The use of synthetic EPO in sporting events resulted in a great series of health concerns in addition to a great many ethical controversies. One of the most prominent health concerns regarding blood doping with synthetic EPO is that it greatly increases the viscosity of blood. You can think of this as turning your blood from a more maple syrup like texture to a thick molasses. Okay, probably not as extreme as this, but you get the idea. This increased viscosity can impede blood flow and increase an athlete’s risk of developing health complications such as hypertension and blood clots. There is also an interesting ethical controversy regarding EPO, both synthetic and natural. On one hand, athletes with naturally high EPO have an unequivocal advantage that some argue should render them unable to compete. But this genetic advantage is through no fault of their own. Does this mean that they should not be able to compete in the sport they have trained for their whole life? Should they be placed in a separate category? Should other athletes have the option of genetic doping – that is changing their genes to obtain the same advantage? These are all open questions that no one has quite yet figured out.
Since the first synthetic EPO was released, there have been a series of derivative drugs that also result in increased erythropoiesis. These drugs have significant clinical implications in the treatment of patients with anemia. However, it also means that it is harder for officials to detect new erythropoiesis stimulating agents (ESA). The World Anti-Doping Agency initial attempts to reduce blood doping was to implement an athlete biological passport that measures several hematological parameters related to red blood cell mass and synthesis such as hemoglobin and hematocrit.
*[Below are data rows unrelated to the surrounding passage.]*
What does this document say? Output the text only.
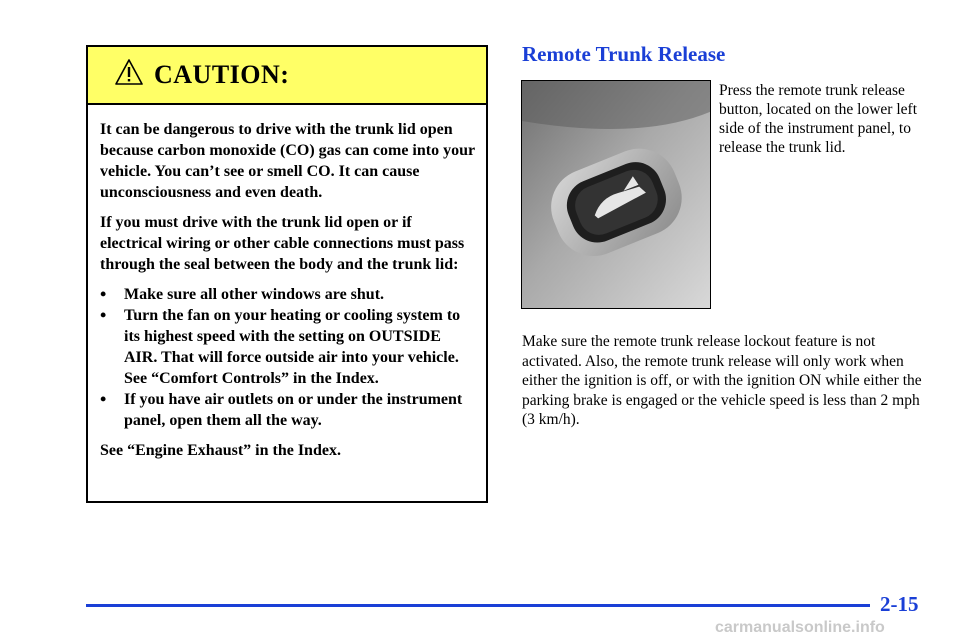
CAUTION:

It can be dangerous to drive with the trunk lid open because carbon monoxide (CO) gas can come into your vehicle. You can’t see or smell CO. It can cause unconsciousness and even death.

If you must drive with the trunk lid open or if electrical wiring or other cable connections must pass through the seal between the body and the trunk lid:

• Make sure all other windows are shut.
• Turn the fan on your heating or cooling system to its highest speed with the setting on OUTSIDE AIR. That will force outside air into your vehicle. See “Comfort Controls” in the Index.
• If you have air outlets on or under the instrument panel, open them all the way.

See “Engine Exhaust” in the Index.

Remote Trunk Release
Press the remote trunk release button, located on the lower left side of the instrument panel, to release the trunk lid.

Make sure the remote trunk release lockout feature is not activated. Also, the remote trunk release will only work when either the ignition is off, or with the ignition ON while either the parking brake is engaged or the vehicle speed is less than 2 mph (3 km/h).

2-15
carmanualsonline.info
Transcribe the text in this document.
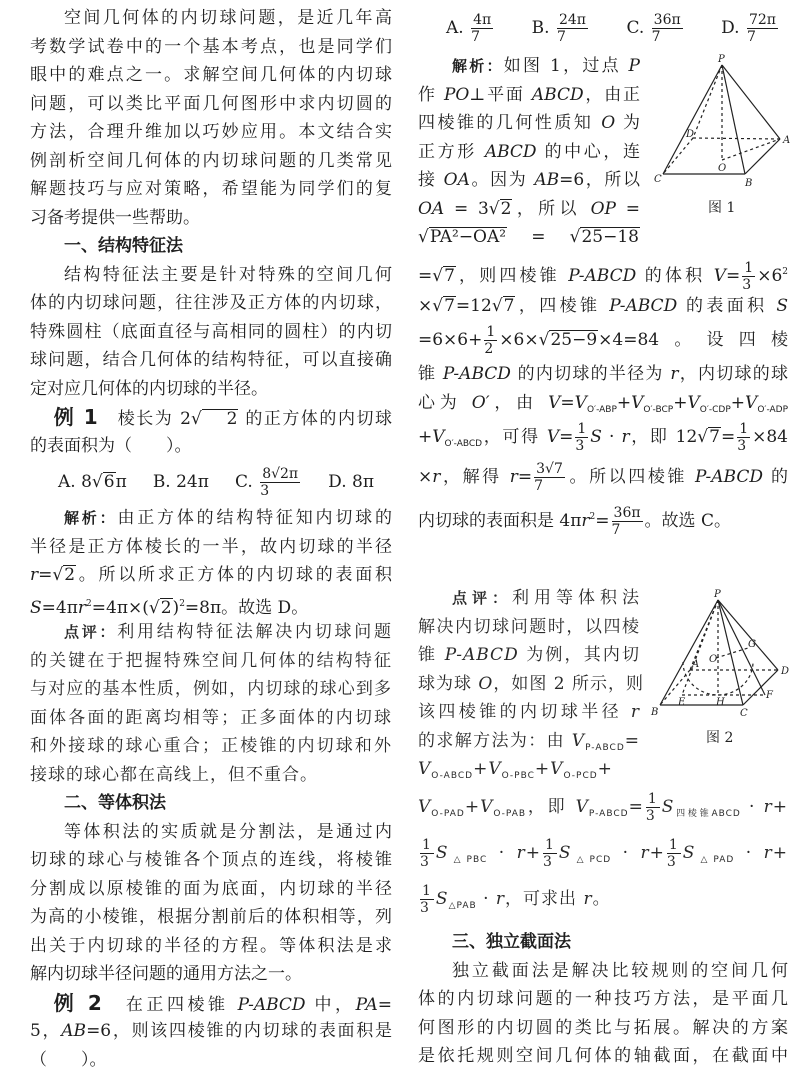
空间几何体的内切球问题，是近几年高
考数学试卷中的一个基本考点，也是同学们
眼中的难点之一。求解空间几何体的内切球
问题，可以类比平面几何图形中求内切圆的
方法，合理升维加以巧妙应用。本文结合实
例剖析空间几何体的内切球问题的几类常见
解题技巧与应对策略，希望能为同学们的复
习备考提供一些帮助。
一、结构特征法
结构特征法主要是针对特殊的空间几何
体的内切球问题，往往涉及正方体的内切球，
特殊圆柱（底面直径与高相同的圆柱）的内切
球问题，结合几何体的结构特征，可以直接确
定对应几何体的内切球的半径。
例 1　棱长为 2√ 2 的正方体的内切球
的表面积为（　　）。
A. 8√6π B. 24π C. $\frac{8√2\pi}{3} D$. 8π
解析：由正方体的结构特征知内切球的
半径是正方体棱长的一半，故内切球的半径
r=√2。所以所求正方体的内切球的表面积
$S=4\pi r^2=4\pi\times(√2)^2=8\pi$。故选 D。
点评：利用结构特征法解决内切球问题
的关键在于把握特殊空间几何体的结构特征
与对应的基本性质，例如，内切球的球心到多
面体各面的距离均相等；正多面体的内切球
和外接球的球心重合；正棱锥的内切球和外
接球的球心都在高线上，但不重合。
二、等体积法
等体积法的实质就是分割法，是通过内
切球的球心与棱锥各个顶点的连线，将棱锥
分割成以原棱锥的面为底面，内切球的半径
为高的小棱锥，根据分割前后的体积相等，列
出关于内切球的半径的方程。等体积法是求
解内切球半径问题的通用方法之一。
例 2　在正四棱锥 P-ABCD 中，PA=
5，AB=6，则该四棱锥的内切球的表面积是
（　　）。
A. $\frac{4\pi}{7} B$. $\frac{24\pi}{7} C$. $\frac{36\pi}{7} D$. $\frac{72\pi}{7}$
解析：如图 1，过点 P
作 PO⊥平面 ABCD，由正
四棱锥的几何性质知 O 为
正方形 ABCD 的中心，连
接 OA。因为 AB=6，所以
OA = 3√2，所以 OP =
√PA²−OA² = √25−18
=√7，则四棱锥 P-ABCD 的体积 $V= \frac{1}{3} \times 6^2$
×√7=12√7，四棱锥 P-ABCD 的表面积 S
$=6\times 6+ \frac{1}{2} \times 6\times√25-9\times 4=84$。设四棱
锥 P-ABCD 的内切球的半径为 r，内切球的球
心为 O′，由 $V=V_{O'-ABP}+V_{O'-BCP}+V_{O'-CDP}+V_{O'-ADP}$
$+V_{O'-ABCD}$，可得 $V= \frac{1}{3}$ S · r，即 $12√7= \frac{1}{3} \times 84$
×r，解得 $r= \frac{3√7}{7}$ 。所以四棱锥 P-ABCD 的
内切球的表面积是 $4\pi r^2= \frac{36\pi}{7}$ 。故选 C。
点评：利用等体积法
解决内切球问题时，以四棱
锥 P-ABCD 为例，其内切
球为球 O，如图 2 所示，则
该四棱锥的内切球半径 r
的求解方法为：由 $V_{P-ABCD}=$
$V_{O-ABCD}+V_{O-PBC}+V_{O-PCD}+$
$V_{O-PAD}+V_{O-PAB}$，即 $V_{P-ABCD}= \frac{1}{3} S_{四棱锥ABCD} \cdot r+$
$\frac{1}{3} S_{\triangle PBC} \cdot r+ \frac{1}{3} S_{\triangle PCD} \cdot r+ \frac{1}{3} S_{\triangle PAD} \cdot r+$
$\frac{1}{3} S_{\triangle PAB} \cdot r$，可求出 r。
三、独立截面法
独立截面法是解决比较规则的空间几何
体的内切球问题的一种技巧方法，是平面几
何图形的内切圆的类比与拓展。解决的方案
是依托规则空间几何体的轴截面，在截面中
P
A
B
C
D
O
图 1
P
A
B	C
D
O
E
F
G
H
图 2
Deviances from expected values in these values can be indicative of foul play. Since the development of new ESA’s and micro dosing techniques, committees have opted to develop more direct testing methods that attempt to detect any non-natural ESA’s in the blood. However, these methods are still being optimized and some athletes are still choosing to take the easy way to the top with little regards for the consequences on their body and the integrity of the sporting community. While I am not close to being an Olympic athlete, I trust that my body knows when to make more red blood cells – like on those famous hikes up Mont Royal.
Daniela is a third-year Physiology student at McGill University.